Seniors Jennifer Arnell, Jeanny Le, Mike Dill, Matt Cardia and Kevin Mazella will all be working for J&J after graduation.

by Jess Hoogendoorn

The record for the number of students accepted into the Johnson & Johnson Financial/Sales and Marketing Leadership Development Program has been shattered this year as seven students received job offers from the company.

Two years ago, there was only one student accepted into the program, and last year, there were fewer than five, according to Anne Mandel, associate director of Career Services. This year, however, there are six seniors and one graduate who were welcomed into the Johnson & Johnson family after working for the company as part of a co-op. Finance majors Jennifer Arnell, Matt Cardia, Kevin Mazzella and Kevin Orlofski and accounting majors Mike Dill and Jeanny Le all have jobs waiting for them when they graduate. Russell Mareno, who graduated with a degree in marketing last year, is already working at Johnson & Johnson.

“Our Rider students have the highest retention rate compared to all the other schools,” Mandel said. “We have a 92 percent retention rate and that’s why [Johnson & Johnson] is really focusing their recruitment here. We can perform very well; we have very sharp students.”

Over a two-year period, the students will rotate through different areas of the company where they will receive hands-on experience. Each student will have his or her own mentor to supply him or her with feedback.

“[The students] go through an eight-month rotation to see different [aspects] of J&J,” Mandel said. “The purpose of this is to [help] candidates, full-time leadership participants, to understand J&J as a whole so you aren’t just functioning in one sector, you get to work in different locations and different types of function in the company.”

The student participants are not only excited about gaining more hands-on experience, but also about the fact that they don’t have to worry about searching for a job any longer.

“You don’t feel that pressure of having to go to the career fairs or going to job interviews,” Cardia said.

Le said it is nice not having to go through the interview process like everyone else. Mazzella found out he had a job in July and took comfort in knowing that he has something waiting for him when he graduates. Dill is mainly excited about having the chance to visit Italy and Greece when he begins his job.

“I always wanted to travel and this is giving me the opportunity to do that,” he said.

Cardia was offered a job by Lehman Brothers before it went bankrupt and then was re-offered a job by the company that bought it out. However, he decided to stick with Johnson & Johnson.

“I wound up choosing J&J for obvious security reasons, but I [also] thought I could get a broader experience at J&J and I could develop myself more,” Cardia said. “What it came down to was where I felt myself developing the most and getting the most out of [it] personally.”

Mandel stressed that the co-ops are what helped the students secure their jobs at Johnson & Johnson.

“[J&J] used the co-op as a pipeline for their leadership program,” she said. “When they’re observing [candidates] on jobs for six months, that’s their long-term interview and all of them obviously performed very well.”

There were 12 to 13 Rider students who worked 40-plus hours a week for Johnson & Johnson.

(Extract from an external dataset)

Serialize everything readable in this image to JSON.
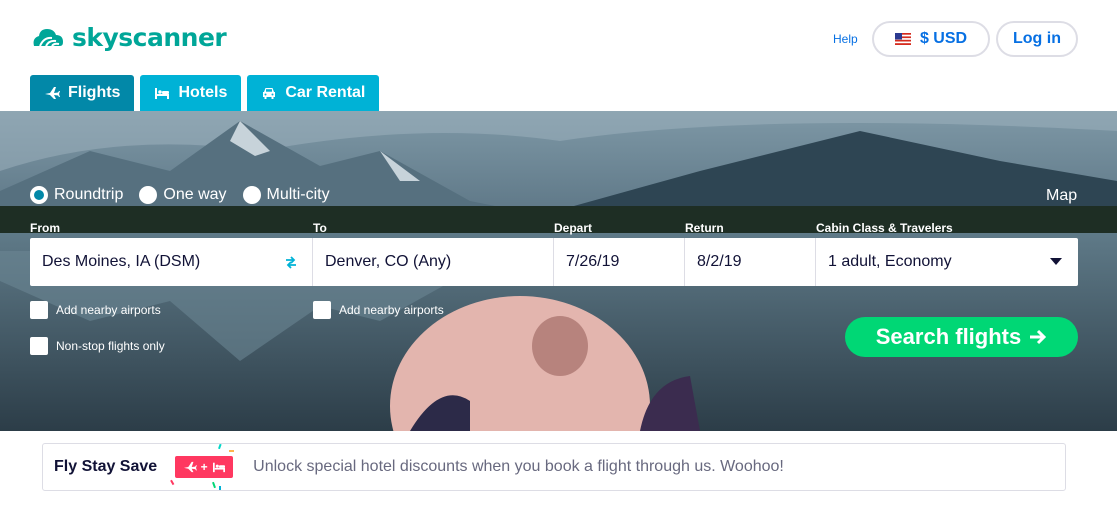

Out of those students, seven were chosen to be in the leadership program.

The candidates that were chosen learned a lot from their co-op experience and found the business world to be slightly different than they anticipated.

Le said she thought it would be “all work and no play,” but the atmosphere was very casual. Mazzella agreed that the culture was not as serious as he expected.

Arnell worked with other businessmen and women who were overseas in Belgium, China and Switzerland.

“I got to work with various people and different personalities and it was amazing seeing a bunch of things come together when you’re not all in the same location,” she said.